When the Eurozone flash CPI data for April is released on Wednesday this week, Mario Draghi and the ECB will potentially have the next stone laid on the road towards Quantitative Easing.
However, there are several significant questions that the recent data poses. How long might the road be? Also, is Eurozone QE just Mario Draghi’s latest magic trick (remember the ECB’s Outright Monetary Transactions programme, the ECB will do “whatever it takes”)?
It has now got to the stage that it seems to be never more than a few days between various ECB members talking about the use of QE to tackle persistent low inflation. However, the forecasts suggest that ECB inflation for April will increase from 0.5% to 0.8%. For the Eurozone, would this be good news or not?
The recent flash PMI data suggests that the Eurozone economic activity is gradually picking up, but only gradually. GDP growth of 1.2% is predicted for 2014, but unemployment in the region remains too high at around 12%. Credit creation in the Eurozone is a huge problem, with the banking sector in the Eurozone going through a huge deleveraging exercise. In February, the 2.2% year on year decline in private loan balances in the Euro area was worse than expected, with maturing loans not being replaced by new credit.
Furthermore, the ECB’s Asset Quality Review (a stress test of the banks) is discouraging credit expansion and is putting added pressure on banks to shore up their balance sheets, with lenders reluctant to take on more risk. Sustainable growth will be a significant struggle in the absence of accommodative bank credit growth.

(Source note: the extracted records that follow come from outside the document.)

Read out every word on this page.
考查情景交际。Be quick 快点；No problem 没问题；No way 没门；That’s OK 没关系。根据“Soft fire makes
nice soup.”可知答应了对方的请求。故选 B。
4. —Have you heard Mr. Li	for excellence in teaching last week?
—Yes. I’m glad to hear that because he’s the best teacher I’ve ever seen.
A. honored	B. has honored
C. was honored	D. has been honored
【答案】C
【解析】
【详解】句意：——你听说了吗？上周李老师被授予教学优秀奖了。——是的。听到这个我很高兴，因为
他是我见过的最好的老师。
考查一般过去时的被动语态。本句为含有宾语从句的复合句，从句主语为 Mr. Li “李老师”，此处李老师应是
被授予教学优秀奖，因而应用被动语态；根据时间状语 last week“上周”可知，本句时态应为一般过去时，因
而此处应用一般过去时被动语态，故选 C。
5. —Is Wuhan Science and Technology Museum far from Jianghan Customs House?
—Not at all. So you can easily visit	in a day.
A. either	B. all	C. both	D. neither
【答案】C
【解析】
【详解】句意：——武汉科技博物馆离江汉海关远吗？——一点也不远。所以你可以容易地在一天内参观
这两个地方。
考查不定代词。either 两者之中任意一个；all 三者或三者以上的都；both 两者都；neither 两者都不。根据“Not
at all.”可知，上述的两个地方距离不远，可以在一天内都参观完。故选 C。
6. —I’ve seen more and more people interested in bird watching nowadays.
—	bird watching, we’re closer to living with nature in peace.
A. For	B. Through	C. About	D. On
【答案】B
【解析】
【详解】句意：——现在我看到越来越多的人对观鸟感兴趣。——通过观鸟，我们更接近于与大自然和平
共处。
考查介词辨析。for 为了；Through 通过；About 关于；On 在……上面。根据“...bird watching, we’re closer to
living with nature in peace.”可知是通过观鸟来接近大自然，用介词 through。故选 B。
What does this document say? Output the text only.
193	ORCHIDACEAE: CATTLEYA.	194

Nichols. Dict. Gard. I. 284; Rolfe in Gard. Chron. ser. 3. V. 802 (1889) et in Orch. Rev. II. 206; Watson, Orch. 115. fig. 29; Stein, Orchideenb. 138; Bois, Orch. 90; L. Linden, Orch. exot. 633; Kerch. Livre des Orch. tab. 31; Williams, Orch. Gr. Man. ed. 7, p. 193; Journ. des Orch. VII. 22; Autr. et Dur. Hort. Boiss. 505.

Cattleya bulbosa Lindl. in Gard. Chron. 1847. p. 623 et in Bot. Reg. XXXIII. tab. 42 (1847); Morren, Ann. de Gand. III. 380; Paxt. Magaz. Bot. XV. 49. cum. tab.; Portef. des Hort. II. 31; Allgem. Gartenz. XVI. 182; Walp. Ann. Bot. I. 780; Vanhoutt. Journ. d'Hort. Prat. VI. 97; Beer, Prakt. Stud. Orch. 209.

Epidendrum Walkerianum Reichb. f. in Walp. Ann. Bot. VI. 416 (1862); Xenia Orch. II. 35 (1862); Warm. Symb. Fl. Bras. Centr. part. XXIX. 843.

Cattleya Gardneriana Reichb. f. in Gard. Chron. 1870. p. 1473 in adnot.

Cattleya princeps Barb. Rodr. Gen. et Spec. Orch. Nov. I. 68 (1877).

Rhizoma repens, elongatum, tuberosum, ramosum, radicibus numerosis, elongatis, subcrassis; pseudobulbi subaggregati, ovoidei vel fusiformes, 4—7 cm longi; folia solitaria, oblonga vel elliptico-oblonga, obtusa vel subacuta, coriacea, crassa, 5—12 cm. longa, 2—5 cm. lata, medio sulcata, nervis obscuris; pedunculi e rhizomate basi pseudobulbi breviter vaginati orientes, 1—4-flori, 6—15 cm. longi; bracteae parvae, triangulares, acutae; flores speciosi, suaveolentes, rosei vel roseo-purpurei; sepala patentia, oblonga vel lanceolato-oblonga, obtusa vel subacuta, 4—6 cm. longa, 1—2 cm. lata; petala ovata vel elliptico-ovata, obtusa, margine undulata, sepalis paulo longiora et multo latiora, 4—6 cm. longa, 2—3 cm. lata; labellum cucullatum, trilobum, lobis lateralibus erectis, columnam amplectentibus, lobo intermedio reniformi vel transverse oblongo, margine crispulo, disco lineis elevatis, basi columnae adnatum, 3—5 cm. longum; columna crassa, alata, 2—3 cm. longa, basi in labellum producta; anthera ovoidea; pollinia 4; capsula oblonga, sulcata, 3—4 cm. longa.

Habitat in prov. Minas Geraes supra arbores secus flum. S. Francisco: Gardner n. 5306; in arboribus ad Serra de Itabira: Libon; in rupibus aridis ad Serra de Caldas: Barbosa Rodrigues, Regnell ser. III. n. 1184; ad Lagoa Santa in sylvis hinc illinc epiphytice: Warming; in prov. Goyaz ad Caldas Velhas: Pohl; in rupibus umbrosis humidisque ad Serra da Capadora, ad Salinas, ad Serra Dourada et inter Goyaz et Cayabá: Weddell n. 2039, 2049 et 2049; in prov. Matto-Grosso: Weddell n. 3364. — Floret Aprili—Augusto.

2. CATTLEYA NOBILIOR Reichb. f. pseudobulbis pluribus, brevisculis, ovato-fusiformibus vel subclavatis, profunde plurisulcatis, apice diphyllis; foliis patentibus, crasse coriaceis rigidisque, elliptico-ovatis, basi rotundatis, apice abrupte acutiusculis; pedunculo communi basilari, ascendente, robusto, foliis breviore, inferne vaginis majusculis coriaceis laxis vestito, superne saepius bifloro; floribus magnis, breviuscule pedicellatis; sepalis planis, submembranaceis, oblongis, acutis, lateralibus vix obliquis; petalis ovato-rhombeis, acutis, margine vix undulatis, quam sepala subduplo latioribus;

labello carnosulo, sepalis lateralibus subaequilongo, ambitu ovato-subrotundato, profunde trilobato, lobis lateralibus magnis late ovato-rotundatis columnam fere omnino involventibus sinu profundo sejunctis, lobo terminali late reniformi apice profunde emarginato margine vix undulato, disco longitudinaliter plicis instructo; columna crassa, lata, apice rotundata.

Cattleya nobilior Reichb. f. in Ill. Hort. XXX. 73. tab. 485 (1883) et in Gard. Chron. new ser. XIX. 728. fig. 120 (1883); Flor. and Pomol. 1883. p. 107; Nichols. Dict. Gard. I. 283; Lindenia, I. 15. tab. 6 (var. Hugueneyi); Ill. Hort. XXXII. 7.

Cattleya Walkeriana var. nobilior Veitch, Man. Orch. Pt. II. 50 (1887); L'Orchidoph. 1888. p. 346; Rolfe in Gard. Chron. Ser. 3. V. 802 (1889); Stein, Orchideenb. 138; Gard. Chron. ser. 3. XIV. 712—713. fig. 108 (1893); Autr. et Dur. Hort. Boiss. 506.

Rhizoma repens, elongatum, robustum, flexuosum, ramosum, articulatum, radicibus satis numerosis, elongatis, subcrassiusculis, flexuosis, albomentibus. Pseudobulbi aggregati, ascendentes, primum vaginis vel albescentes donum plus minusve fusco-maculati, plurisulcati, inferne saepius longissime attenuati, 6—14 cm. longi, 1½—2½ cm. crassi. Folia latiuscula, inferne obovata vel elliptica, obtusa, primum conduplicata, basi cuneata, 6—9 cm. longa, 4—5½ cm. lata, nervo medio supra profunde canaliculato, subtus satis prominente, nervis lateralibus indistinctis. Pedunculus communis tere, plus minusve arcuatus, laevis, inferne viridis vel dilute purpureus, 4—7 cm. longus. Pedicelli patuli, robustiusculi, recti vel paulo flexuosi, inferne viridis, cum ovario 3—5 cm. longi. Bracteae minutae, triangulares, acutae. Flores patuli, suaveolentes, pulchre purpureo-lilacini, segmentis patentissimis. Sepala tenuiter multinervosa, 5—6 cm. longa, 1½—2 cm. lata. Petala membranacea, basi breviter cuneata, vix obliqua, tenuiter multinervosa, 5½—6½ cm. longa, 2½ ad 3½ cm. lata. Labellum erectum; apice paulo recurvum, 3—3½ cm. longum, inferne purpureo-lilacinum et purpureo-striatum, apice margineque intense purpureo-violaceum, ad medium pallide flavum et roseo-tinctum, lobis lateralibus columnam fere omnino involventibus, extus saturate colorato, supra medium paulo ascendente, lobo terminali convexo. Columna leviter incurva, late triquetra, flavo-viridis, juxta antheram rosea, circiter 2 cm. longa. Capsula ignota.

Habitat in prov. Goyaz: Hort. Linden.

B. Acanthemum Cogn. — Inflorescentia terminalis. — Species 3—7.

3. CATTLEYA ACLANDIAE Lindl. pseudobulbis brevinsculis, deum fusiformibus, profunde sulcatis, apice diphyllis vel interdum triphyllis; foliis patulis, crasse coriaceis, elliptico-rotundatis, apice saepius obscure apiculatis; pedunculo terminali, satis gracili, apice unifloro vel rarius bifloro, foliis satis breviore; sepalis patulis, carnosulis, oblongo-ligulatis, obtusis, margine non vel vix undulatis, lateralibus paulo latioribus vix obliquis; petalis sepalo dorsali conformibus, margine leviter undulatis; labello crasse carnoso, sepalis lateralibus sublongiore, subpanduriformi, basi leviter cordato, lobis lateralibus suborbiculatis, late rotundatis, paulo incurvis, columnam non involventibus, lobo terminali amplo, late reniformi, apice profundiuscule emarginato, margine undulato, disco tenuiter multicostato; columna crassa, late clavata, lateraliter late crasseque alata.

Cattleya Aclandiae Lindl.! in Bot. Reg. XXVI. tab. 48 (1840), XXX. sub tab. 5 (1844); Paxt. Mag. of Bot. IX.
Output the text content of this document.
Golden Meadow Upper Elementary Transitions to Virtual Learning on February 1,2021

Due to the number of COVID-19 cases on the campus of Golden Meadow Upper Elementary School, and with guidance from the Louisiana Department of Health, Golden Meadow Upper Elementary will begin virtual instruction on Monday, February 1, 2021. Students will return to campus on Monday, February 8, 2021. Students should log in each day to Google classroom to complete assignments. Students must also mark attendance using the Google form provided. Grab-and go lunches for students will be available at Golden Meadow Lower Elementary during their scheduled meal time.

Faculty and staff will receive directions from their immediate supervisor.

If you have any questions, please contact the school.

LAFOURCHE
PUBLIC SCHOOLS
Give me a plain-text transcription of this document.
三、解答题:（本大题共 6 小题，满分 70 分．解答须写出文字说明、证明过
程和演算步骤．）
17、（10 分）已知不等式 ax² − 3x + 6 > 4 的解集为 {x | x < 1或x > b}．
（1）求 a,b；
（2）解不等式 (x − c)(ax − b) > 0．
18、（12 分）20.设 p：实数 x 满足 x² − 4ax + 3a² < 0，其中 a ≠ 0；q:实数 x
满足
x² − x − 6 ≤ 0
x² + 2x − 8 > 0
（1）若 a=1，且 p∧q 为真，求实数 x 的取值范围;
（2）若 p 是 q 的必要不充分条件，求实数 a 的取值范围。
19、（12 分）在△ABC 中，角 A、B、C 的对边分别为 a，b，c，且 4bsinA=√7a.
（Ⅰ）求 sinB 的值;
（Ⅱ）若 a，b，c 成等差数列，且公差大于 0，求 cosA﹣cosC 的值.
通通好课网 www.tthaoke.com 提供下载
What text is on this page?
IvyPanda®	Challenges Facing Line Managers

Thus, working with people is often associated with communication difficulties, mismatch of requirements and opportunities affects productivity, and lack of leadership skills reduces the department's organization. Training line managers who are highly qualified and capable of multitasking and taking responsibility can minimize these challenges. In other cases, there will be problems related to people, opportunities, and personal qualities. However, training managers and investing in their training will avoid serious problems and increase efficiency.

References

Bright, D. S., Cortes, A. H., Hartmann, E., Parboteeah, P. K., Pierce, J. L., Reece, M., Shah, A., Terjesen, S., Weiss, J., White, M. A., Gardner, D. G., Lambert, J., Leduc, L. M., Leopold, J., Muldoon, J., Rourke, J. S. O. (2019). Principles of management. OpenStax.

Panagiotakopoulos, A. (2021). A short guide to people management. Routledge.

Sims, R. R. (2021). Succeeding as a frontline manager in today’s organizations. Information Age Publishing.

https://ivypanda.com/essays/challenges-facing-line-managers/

The concern is that inflation begins to pick cyclically and the ECB gives a big sigh of relief. Attempts at jawboning the Euro lower may keep a lid on the Euro/Dollar at $1.4000 but the longer term ramifications for the Eurozone could be significant. There have been comparisons between Japan in the 1990s and the Eurozone today. Back then, Japan then did too little too late to combat deflation and a lost decade was the result. The fear is that the Eurozone could be in the same situation.